Have you seen a safe room that was in a walk out basement with 12 inch thick steel reinforced concrete walls (some backed by dirt) and a FEMA approved door facing away from the glass doors and windows and with a ceiling with a mat off N-S and E-W rebar plus monolithic beams on 24 inch centers with two each 1 inch rebars in each and a concrete thickness of 14 inches?
The above ground unit I built for my mom has 14-16 inch thick ceiling and 12 inch walls with so much rebar it is basically a steel box with some concrete around it. There are 5/8 rebar prebent 2x2 ft corners connecting all the corners together as well as connecting the floor to the walls and walls to ceiling. The floor is doweled into the garage floor slab and there are piers augered under the floor at angles with rebar tied to the floor rebar, not straight down to make pulling it up way harder. The FEMA approved HD steel door is "Improved" by the addition of multiple horizontal angle irons on both sides and there are three HD dead bolts. Oh, the 5/8 and 3/4 rebar is on 8 inch centers both vertically and horizontally with two mats in ceiling.
I live on a dead end road out in the country. I saw the movie twister but nearest 18 wheelers are a ways off but probably would not come through the ceilings of these structures anyway if dropped from orbit. The truck is bigger than the room so would have do destroy the walls as well, an unlikely event, not just the ceiling. Now if the twister stopped off at a military installation like Tinker and picked up some thermonuclear warheads then you got me, I shoulda made a shelter in the ground accessed from outside in the rain, hail, lightning, and then fret over whether or not to use it because of the rain, hail, lightning, etc.

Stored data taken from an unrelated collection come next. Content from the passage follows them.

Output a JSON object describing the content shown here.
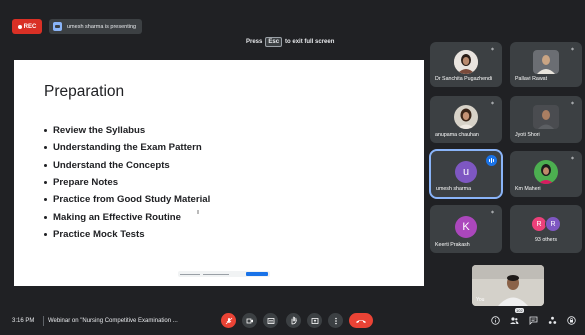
{
  "top_bar": {
    "rec_label": "REC",
    "presenter_text": "umesh sharma is presenting"
  },
  "fullscreen_hint": {
    "press": "Press",
    "key": "Esc",
    "rest": "to exit full screen"
  },
  "slide": {
    "title": "Preparation",
    "bullets": [
      "Review the Syllabus",
      "Understanding the Exam Pattern",
      "Understand the Concepts",
      "Prepare Notes",
      "Practice from Good Study Material",
      "Making an Effective Routine",
      "Practice Mock Tests"
    ]
  },
  "participants": [
    {
      "name": "Dr Sanchita Pugazhendi",
      "avatar": "photo"
    },
    {
      "name": "Pallavi Rawat",
      "avatar": "photo"
    },
    {
      "name": "anupama chauhan",
      "avatar": "photo"
    },
    {
      "name": "Jyoti Shori",
      "avatar": "photo"
    },
    {
      "name": "umesh sharma",
      "avatar": "letter",
      "letter": "u",
      "color": "#7e57c2",
      "speaking": true
    },
    {
      "name": "Km Maheri",
      "avatar": "photo"
    },
    {
      "name": "Keerti Prakash",
      "avatar": "letter",
      "letter": "K",
      "color": "#ab47bc"
    },
    {
      "name": "93 others",
      "avatar": "group",
      "letters": [
        "R",
        "R"
      ],
      "colors": [
        "#ec407a",
        "#7e57c2"
      ]
    }
  ],
  "self_view": {
    "label": "You"
  },
  "bottom_bar": {
    "time": "3:16 PM",
    "meeting_title": "Webinar on \"Nursing Competitive Examination ...",
    "chat_count": "102"
  },
  "colors": {
    "background": "#202124",
    "tile": "#3c4043",
    "accent_red": "#ea4335",
    "accent_blue": "#8ab4f8"
  },
  "icons": [
    "mic-off-icon",
    "present-icon",
    "captions-icon",
    "raise-hand-icon",
    "present-now-icon",
    "more-icon",
    "end-call-icon",
    "info-icon",
    "people-icon",
    "chat-icon",
    "activities-icon",
    "lock-icon",
    "pin-icon"
  ]
}
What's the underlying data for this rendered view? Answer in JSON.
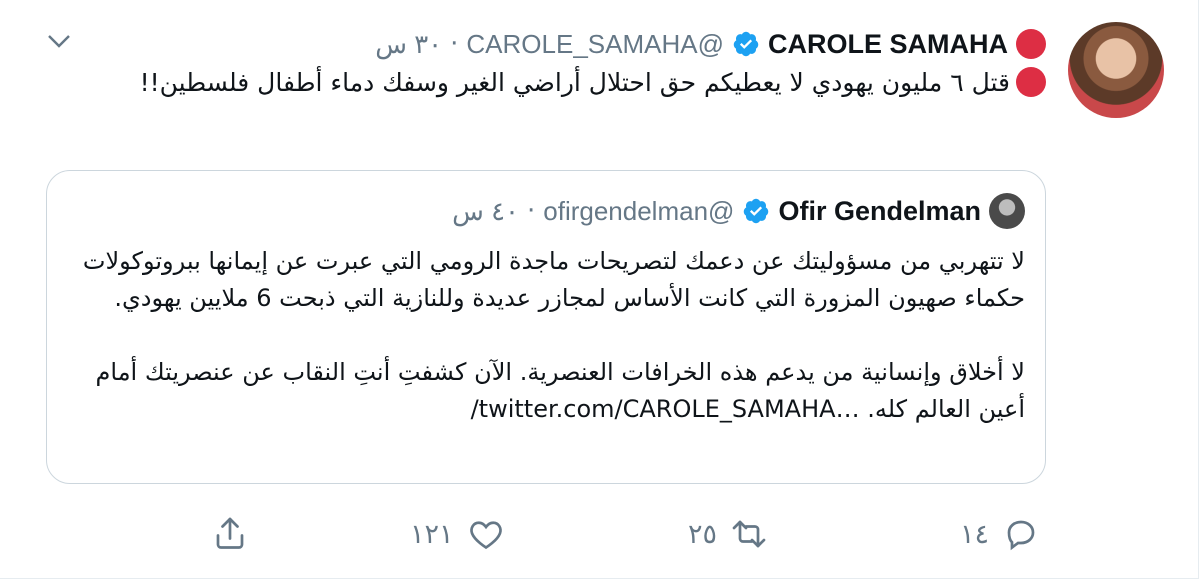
{
  "tweet": {
    "display_name": "CAROLE SAMAHA",
    "handle": "@CAROLE_SAMAHA",
    "time": "٣٠ س",
    "text": "قتل ٦ مليون يهودي لا يعطيكم حق احتلال أراضي الغير  وسفك دماء أطفال فلسطين!!",
    "emoji": "red-circle"
  },
  "quoted": {
    "display_name": "Ofir Gendelman",
    "handle": "@ofirgendelman",
    "time": "٤٠ س",
    "text": "لا تتهربي من مسؤوليتك عن دعمك لتصريحات ماجدة الرومي التي عبرت عن إيمانها ببروتوكولات حكماء صهيون المزورة التي كانت الأساس لمجازر عديدة وللنازية التي ذبحت 6 ملايين يهودي.\n\nلا أخلاق وإنسانية من يدعم هذه الخرافات العنصرية. الآن كشفتِ أنتِ النقاب عن عنصريتك أمام أعين العالم كله. …twitter.com/CAROLE_SAMAHA/"
  },
  "actions": {
    "reply_count": "١٤",
    "retweet_count": "٢٥",
    "like_count": "١٢١"
  },
  "colors": {
    "verified": "#1da1f2",
    "red_emoji": "#dd2e44",
    "muted": "#657786"
  }
}
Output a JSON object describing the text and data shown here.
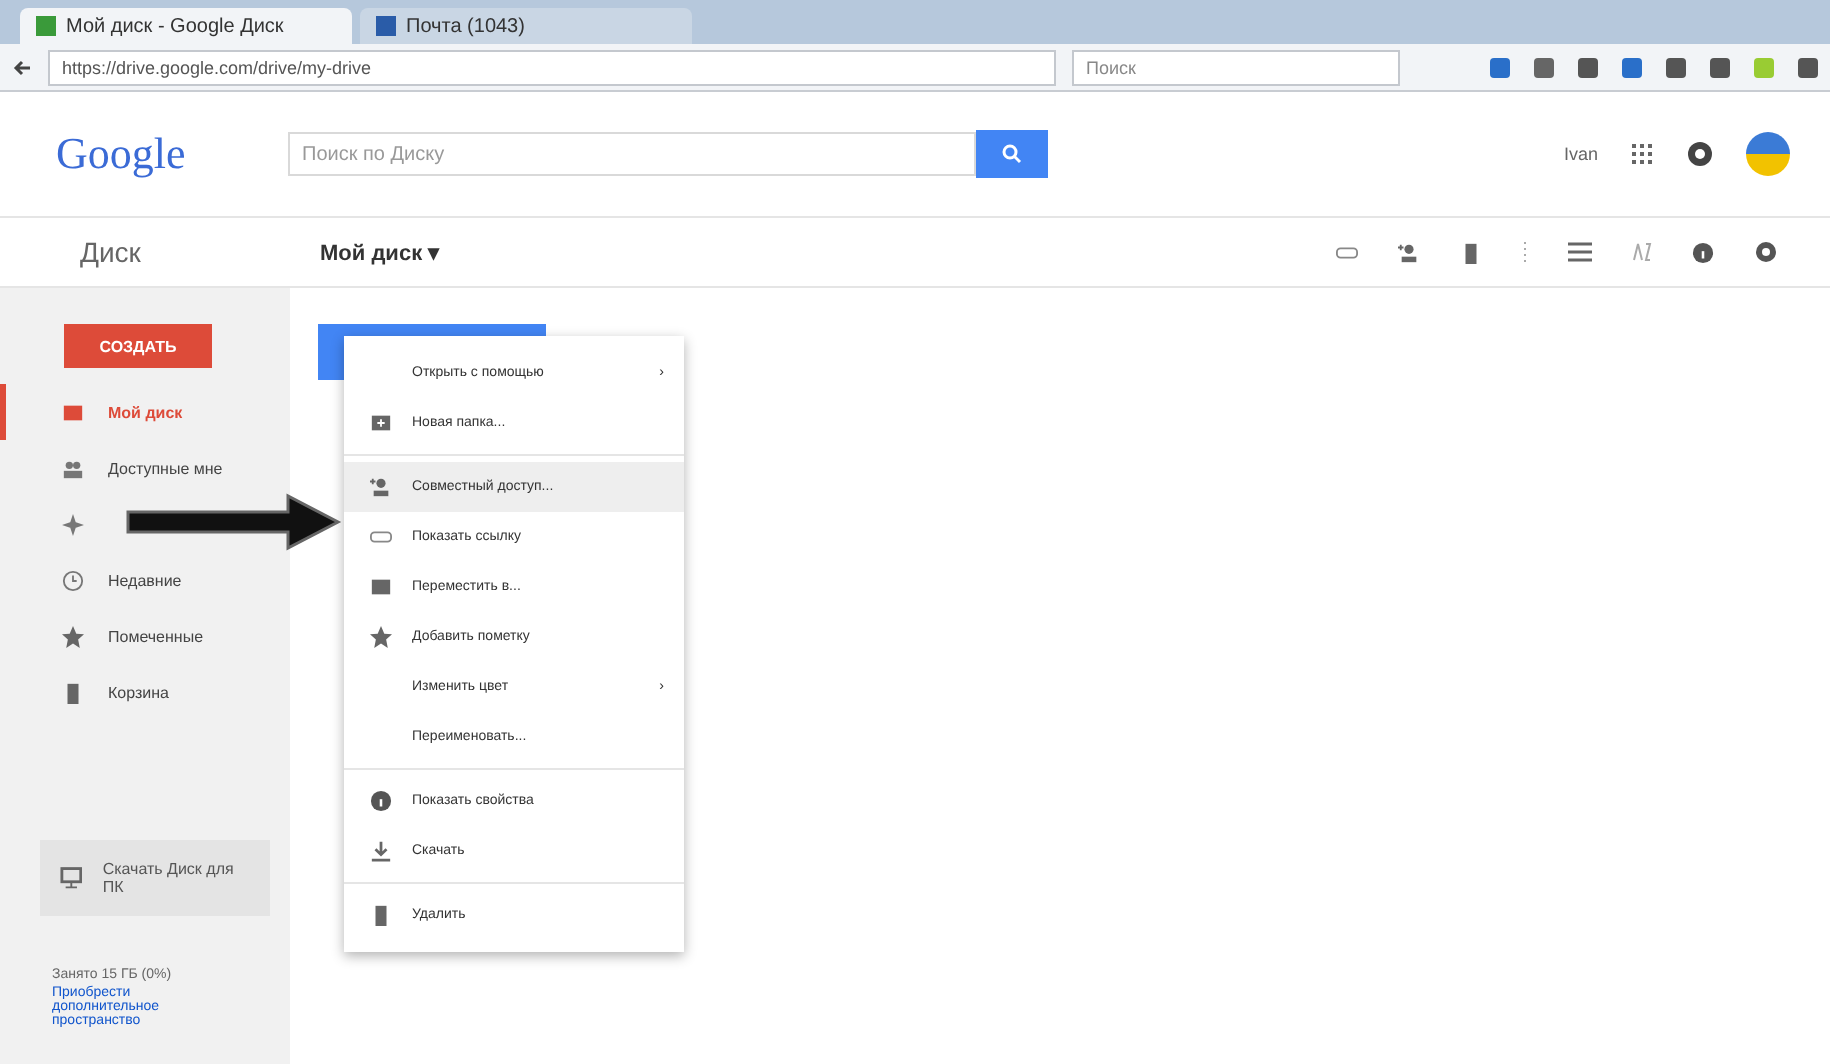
{
  "browser": {
    "tabs": [
      {
        "label": "Мой диск - Google Диск",
        "selected": true
      },
      {
        "label": "Почта (1043)",
        "selected": false
      }
    ],
    "url": "https://drive.google.com/drive/my-drive",
    "search_placeholder": "Поиск"
  },
  "header": {
    "logo": "Google",
    "search_placeholder": "Поиск по Диску",
    "user": "Ivan"
  },
  "toolbar": {
    "app_title": "Диск",
    "location": "Мой диск",
    "location_caret": "▾"
  },
  "sidebar": {
    "create_button": "СОЗДАТЬ",
    "items": [
      {
        "label": "Мой диск",
        "kind": "drive",
        "selected": true
      },
      {
        "label": "Доступные мне",
        "kind": "shared",
        "selected": false
      },
      {
        "kind": "photos",
        "selected": false
      },
      {
        "label": "Недавние",
        "kind": "recent",
        "selected": false
      },
      {
        "label": "Помеченные",
        "kind": "starred",
        "selected": false
      },
      {
        "label": "Корзина",
        "kind": "trash",
        "selected": false
      }
    ],
    "download_promo": "Скачать Диск для ПК",
    "storage": "Занято 15 ГБ (0%)",
    "buy_link": "Приобрести дополнительное пространство"
  },
  "context_menu": {
    "sections": [
      [
        {
          "label": "Открыть с помощью",
          "kind": "open",
          "submenu": true,
          "selected": false
        },
        {
          "label": "Новая папка...",
          "kind": "new-folder",
          "submenu": false,
          "selected": false
        }
      ],
      [
        {
          "label": "Совместный доступ...",
          "kind": "share",
          "submenu": false,
          "selected": true
        },
        {
          "label": "Показать ссылку",
          "kind": "link",
          "submenu": false,
          "selected": false
        },
        {
          "label": "Переместить в...",
          "kind": "move",
          "submenu": false,
          "selected": false
        },
        {
          "label": "Добавить пометку",
          "kind": "star",
          "submenu": false,
          "selected": false
        },
        {
          "label": "Изменить цвет",
          "kind": "color",
          "submenu": true,
          "selected": false
        },
        {
          "label": "Переименовать...",
          "kind": "rename",
          "submenu": false,
          "selected": false
        }
      ],
      [
        {
          "label": "Показать свойства",
          "kind": "details",
          "submenu": false,
          "selected": false
        },
        {
          "label": "Скачать",
          "kind": "download",
          "submenu": false,
          "selected": false
        }
      ],
      [
        {
          "label": "Удалить",
          "kind": "remove",
          "submenu": false,
          "selected": false
        }
      ]
    ],
    "submenu_marker": "›"
  }
}
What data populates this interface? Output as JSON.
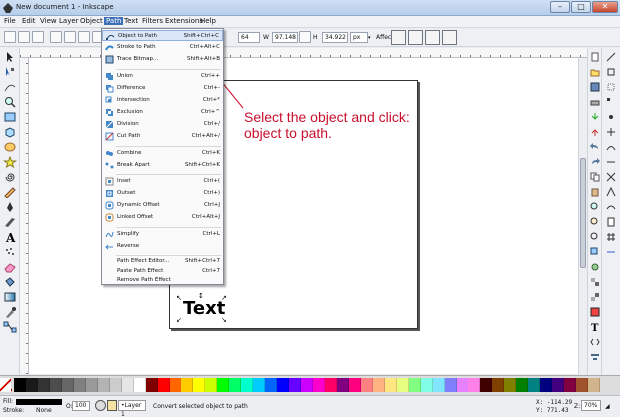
{
  "window": {
    "title": "New document 1 - Inkscape",
    "min": "–",
    "max": "□",
    "close": "✕"
  },
  "menubar": [
    "File",
    "Edit",
    "View",
    "Layer",
    "Object",
    "Path",
    "Text",
    "Filters",
    "Extensions",
    "Help"
  ],
  "toolcontrols": {
    "x_value": "64",
    "w_label": "W",
    "w_value": "97.148",
    "h_label": "H",
    "h_value": "34.922",
    "unit": "px",
    "affect_label": "Affect:"
  },
  "path_menu": {
    "items": [
      {
        "label": "Object to Path",
        "shortcut": "Shift+Ctrl+C",
        "icon": "object-to-path-icon"
      },
      {
        "label": "Stroke to Path",
        "shortcut": "Ctrl+Alt+C",
        "icon": "stroke-to-path-icon"
      },
      {
        "label": "Trace Bitmap...",
        "shortcut": "Shift+Alt+B",
        "icon": "trace-bitmap-icon"
      },
      {
        "label": "Union",
        "shortcut": "Ctrl++",
        "icon": "union-icon"
      },
      {
        "label": "Difference",
        "shortcut": "Ctrl+-",
        "icon": "difference-icon"
      },
      {
        "label": "Intersection",
        "shortcut": "Ctrl+*",
        "icon": "intersection-icon"
      },
      {
        "label": "Exclusion",
        "shortcut": "Ctrl+^",
        "icon": "exclusion-icon"
      },
      {
        "label": "Division",
        "shortcut": "Ctrl+/",
        "icon": "division-icon"
      },
      {
        "label": "Cut Path",
        "shortcut": "Ctrl+Alt+/",
        "icon": "cut-path-icon"
      },
      {
        "label": "Combine",
        "shortcut": "Ctrl+K",
        "icon": "combine-icon"
      },
      {
        "label": "Break Apart",
        "shortcut": "Shift+Ctrl+K",
        "icon": "break-apart-icon"
      },
      {
        "label": "Inset",
        "shortcut": "Ctrl+(",
        "icon": "inset-icon"
      },
      {
        "label": "Outset",
        "shortcut": "Ctrl+)",
        "icon": "outset-icon"
      },
      {
        "label": "Dynamic Offset",
        "shortcut": "Ctrl+J",
        "icon": "dynamic-offset-icon"
      },
      {
        "label": "Linked Offset",
        "shortcut": "Ctrl+Alt+J",
        "icon": "linked-offset-icon"
      },
      {
        "label": "Simplify",
        "shortcut": "Ctrl+L",
        "icon": "simplify-icon"
      },
      {
        "label": "Reverse",
        "shortcut": "",
        "icon": "reverse-icon"
      },
      {
        "label": "Path Effect Editor...",
        "shortcut": "Shift+Ctrl+7",
        "icon": ""
      },
      {
        "label": "Paste Path Effect",
        "shortcut": "Ctrl+7",
        "icon": ""
      },
      {
        "label": "Remove Path Effect",
        "shortcut": "",
        "icon": ""
      }
    ]
  },
  "annotation": "Select the object and click: object to path.",
  "canvas_text": "Text",
  "status": {
    "fill_label": "Fill:",
    "stroke_label": "Stroke:",
    "stroke_value": "None",
    "opacity_label": "O:",
    "opacity_value": "100",
    "layer": "•Layer 1",
    "message": "Convert selected object to path",
    "x_coord": "X: -114.29",
    "y_coord": "Y: 771.43",
    "zoom_label": "Z:",
    "zoom_value": "70%"
  },
  "colors": {
    "accent": "#3d6fb8",
    "annotation": "#c8102e"
  },
  "palette": [
    "#000000",
    "#1a1a1a",
    "#333333",
    "#4d4d4d",
    "#666666",
    "#808080",
    "#999999",
    "#b3b3b3",
    "#cccccc",
    "#e6e6e6",
    "#ffffff",
    "#800000",
    "#ff0000",
    "#ff6600",
    "#ffcc00",
    "#ffff00",
    "#ccff00",
    "#00ff00",
    "#00ff66",
    "#00ffcc",
    "#00ccff",
    "#0066ff",
    "#0000ff",
    "#6600ff",
    "#cc00ff",
    "#ff00cc",
    "#ff0066",
    "#800080",
    "#ff0080",
    "#ff8080",
    "#ffb380",
    "#ffe680",
    "#e6ff80",
    "#80ff80",
    "#80ffe6",
    "#80e6ff",
    "#8080ff",
    "#e680ff",
    "#ff80e6",
    "#400000",
    "#804000",
    "#808000",
    "#008000",
    "#008080",
    "#000080",
    "#400080",
    "#800040",
    "#a0522d",
    "#d2b48c"
  ]
}
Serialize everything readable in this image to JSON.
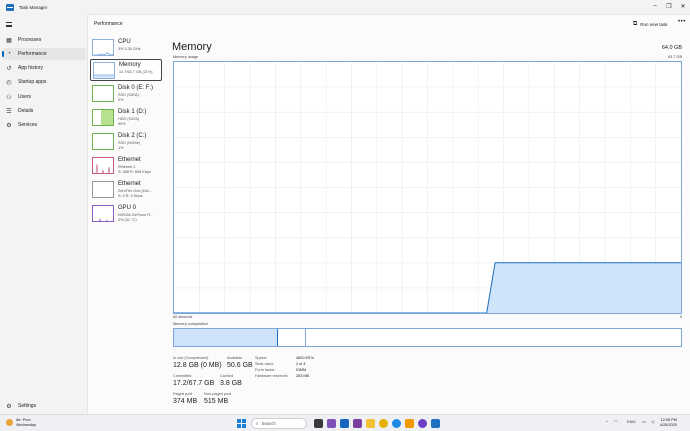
{
  "window": {
    "title": "Task Manager",
    "controls": {
      "minimize": "–",
      "maximize": "❐",
      "close": "✕"
    }
  },
  "nav": {
    "items": [
      {
        "label": "Processes",
        "icon": "processes-grid-icon",
        "glyph": "▦"
      },
      {
        "label": "Performance",
        "icon": "performance-chart-icon",
        "glyph": "◔",
        "active": true
      },
      {
        "label": "App history",
        "icon": "history-clock-icon",
        "glyph": "↺"
      },
      {
        "label": "Startup apps",
        "icon": "startup-speedometer-icon",
        "glyph": "◴"
      },
      {
        "label": "Users",
        "icon": "users-icon",
        "glyph": "⚇"
      },
      {
        "label": "Details",
        "icon": "details-list-icon",
        "glyph": "☰"
      },
      {
        "label": "Services",
        "icon": "services-gear-icon",
        "glyph": "⚙"
      }
    ],
    "settings": {
      "label": "Settings",
      "glyph": "⚙"
    }
  },
  "header": {
    "section_title": "Performance",
    "run_new_task": "Run new task",
    "more": "•••"
  },
  "devices": [
    {
      "name": "CPU",
      "sub1": "3% 3.30 GHz",
      "sub2": "",
      "color": "blue"
    },
    {
      "name": "Memory",
      "sub1": "12.7/63.7 GB (21%)",
      "sub2": "",
      "color": "blue",
      "active": true
    },
    {
      "name": "Disk 0 (E: F:)",
      "sub1": "SSD (SATA)",
      "sub2": "0%",
      "color": "green"
    },
    {
      "name": "Disk 1 (D:)",
      "sub1": "HDD (SATA)",
      "sub2": "99%",
      "color": "green"
    },
    {
      "name": "Disk 2 (C:)",
      "sub1": "SSD (NVMe)",
      "sub2": "1%",
      "color": "green"
    },
    {
      "name": "Ethernet",
      "sub1": "Ethernet 2",
      "sub2": "S: 368 R: 608 Kbps",
      "color": "pink"
    },
    {
      "name": "Ethernet",
      "sub1": "ZeroTier One [43e...",
      "sub2": "S: 0 R: 0 Kbps",
      "color": "gray"
    },
    {
      "name": "GPU 0",
      "sub1": "NVIDIA GeForce R...",
      "sub2": "2% (31 °C)",
      "color": "purple"
    }
  ],
  "memory": {
    "title": "Memory",
    "total": "64.0 GB",
    "usage_label": "Memory usage",
    "usage_max": "63.7 GB",
    "time_span": "60 seconds",
    "time_end": "0",
    "composition_label": "Memory composition",
    "usage_series_fraction": [
      0,
      0,
      0,
      0,
      0,
      0,
      0,
      0,
      0,
      0,
      0,
      0,
      0,
      0,
      0,
      0,
      0,
      0,
      0,
      0,
      0,
      0,
      0,
      0,
      0,
      0,
      0,
      0,
      0,
      0,
      0,
      0,
      0,
      0,
      0,
      0,
      0,
      0,
      0.2,
      0.2,
      0.2,
      0.2,
      0.2,
      0.2,
      0.2,
      0.2,
      0.2,
      0.2,
      0.2,
      0.2,
      0.2,
      0.2,
      0.2,
      0.2,
      0.2,
      0.2,
      0.2,
      0.2,
      0.2,
      0.2,
      0.2
    ]
  },
  "stats": {
    "in_use_label": "In use (Compressed)",
    "in_use_value": "12.8 GB (0 MB)",
    "available_label": "Available",
    "available_value": "50.6 GB",
    "committed_label": "Committed",
    "committed_value": "17.2/67.7 GB",
    "cached_label": "Cached",
    "cached_value": "3.8 GB",
    "paged_label": "Paged pool",
    "paged_value": "374 MB",
    "nonpaged_label": "Non-paged pool",
    "nonpaged_value": "515 MB"
  },
  "specs": [
    {
      "key": "Speed:",
      "value": "4800 MT/s"
    },
    {
      "key": "Slots used:",
      "value": "2 of 4"
    },
    {
      "key": "Form factor:",
      "value": "DIMM"
    },
    {
      "key": "Hardware reserved:",
      "value": "283 MB"
    }
  ],
  "taskbar": {
    "weather_temp": "Air: Poor",
    "weather_day": "Wednesday",
    "search_placeholder": "Search",
    "tray_lang": "ENG",
    "time": "12:05 PM",
    "date": "4/28/2025"
  },
  "colors": {
    "accent": "#0067c0",
    "memory_line": "#1a6fc2",
    "memory_fill": "#cfe3fa"
  }
}
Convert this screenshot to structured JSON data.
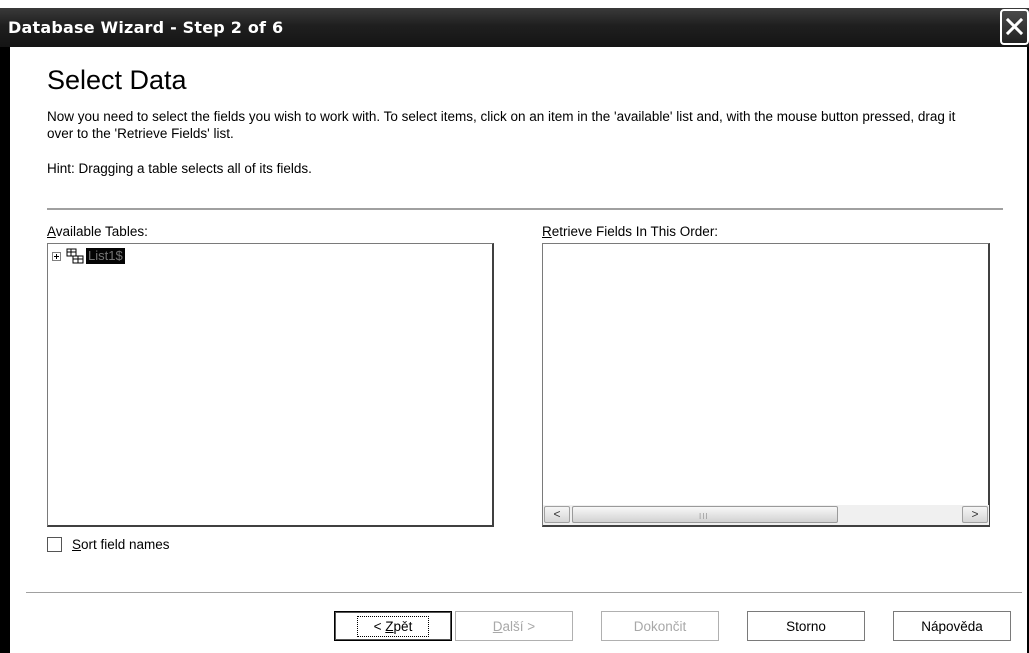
{
  "window": {
    "title": "Database Wizard - Step 2 of 6",
    "close_icon": "close-icon"
  },
  "page": {
    "heading": "Select Data",
    "description": "Now you need to select the fields you wish to work with. To select items, click on an item in the 'available' list and, with the mouse button pressed, drag it over to the 'Retrieve Fields' list.",
    "hint": "Hint: Dragging a table selects all of its fields."
  },
  "available_tables": {
    "label_mnemonic": "A",
    "label_rest": "vailable Tables:",
    "items": [
      {
        "label": "List1$",
        "expanded": false,
        "selected": true,
        "icon": "table-icon"
      }
    ]
  },
  "retrieve_fields": {
    "label_mnemonic": "R",
    "label_rest": "etrieve Fields In This Order:",
    "items": [],
    "scroll_left_glyph": "<",
    "scroll_right_glyph": ">",
    "scroll_grip": "III"
  },
  "sort_option": {
    "label_mnemonic": "S",
    "label_rest": "ort field names",
    "checked": false
  },
  "buttons": {
    "back": {
      "prefix": "< ",
      "mnemonic": "Z",
      "rest": "pět",
      "enabled": true,
      "default": true
    },
    "next": {
      "prefix": "",
      "mnemonic": "D",
      "rest": "alší >",
      "enabled": false
    },
    "finish": {
      "label": "Dokončit",
      "enabled": false
    },
    "cancel": {
      "label": "Storno",
      "enabled": true
    },
    "help": {
      "label": "Nápověda",
      "enabled": true
    }
  }
}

Thanks anyway, I'll just go to bed and sleep with no worries and not stay up watching the weather on TV to see if they can scare me out into the storm to access protection.
I seriously doubt there are many safe rooms that are safer than these. There are limits. Once you reach a level of strength well in excess of the danger you are countering, more is not particularly better, i.e. overkill/over engineered. I think I am a poster child for adequate storm safety.
Underground shelters if used religiously are definitely a good way to go as they are much more cost effective than my monstrosities. They can be made as safe as mine for way less $ but... I had a promise to keep to my wife of a bedroom that was a safe room. I have confidence in the safety of all three safe rooms I built above ground. I took considerable ribbing from a friend with a masters in mechanical engineering and 35 years hands on experience but I don't mind since my wife "feels" safe and I know she is.
My mom was born and raised in Oklahoma and my dad came when he was 11. He and my mom saw exactly one tornado their whole lives, the same one, in downtown Lima, Ohio. Unless you chase them or see them on TV you sure beat the law of averages to see many.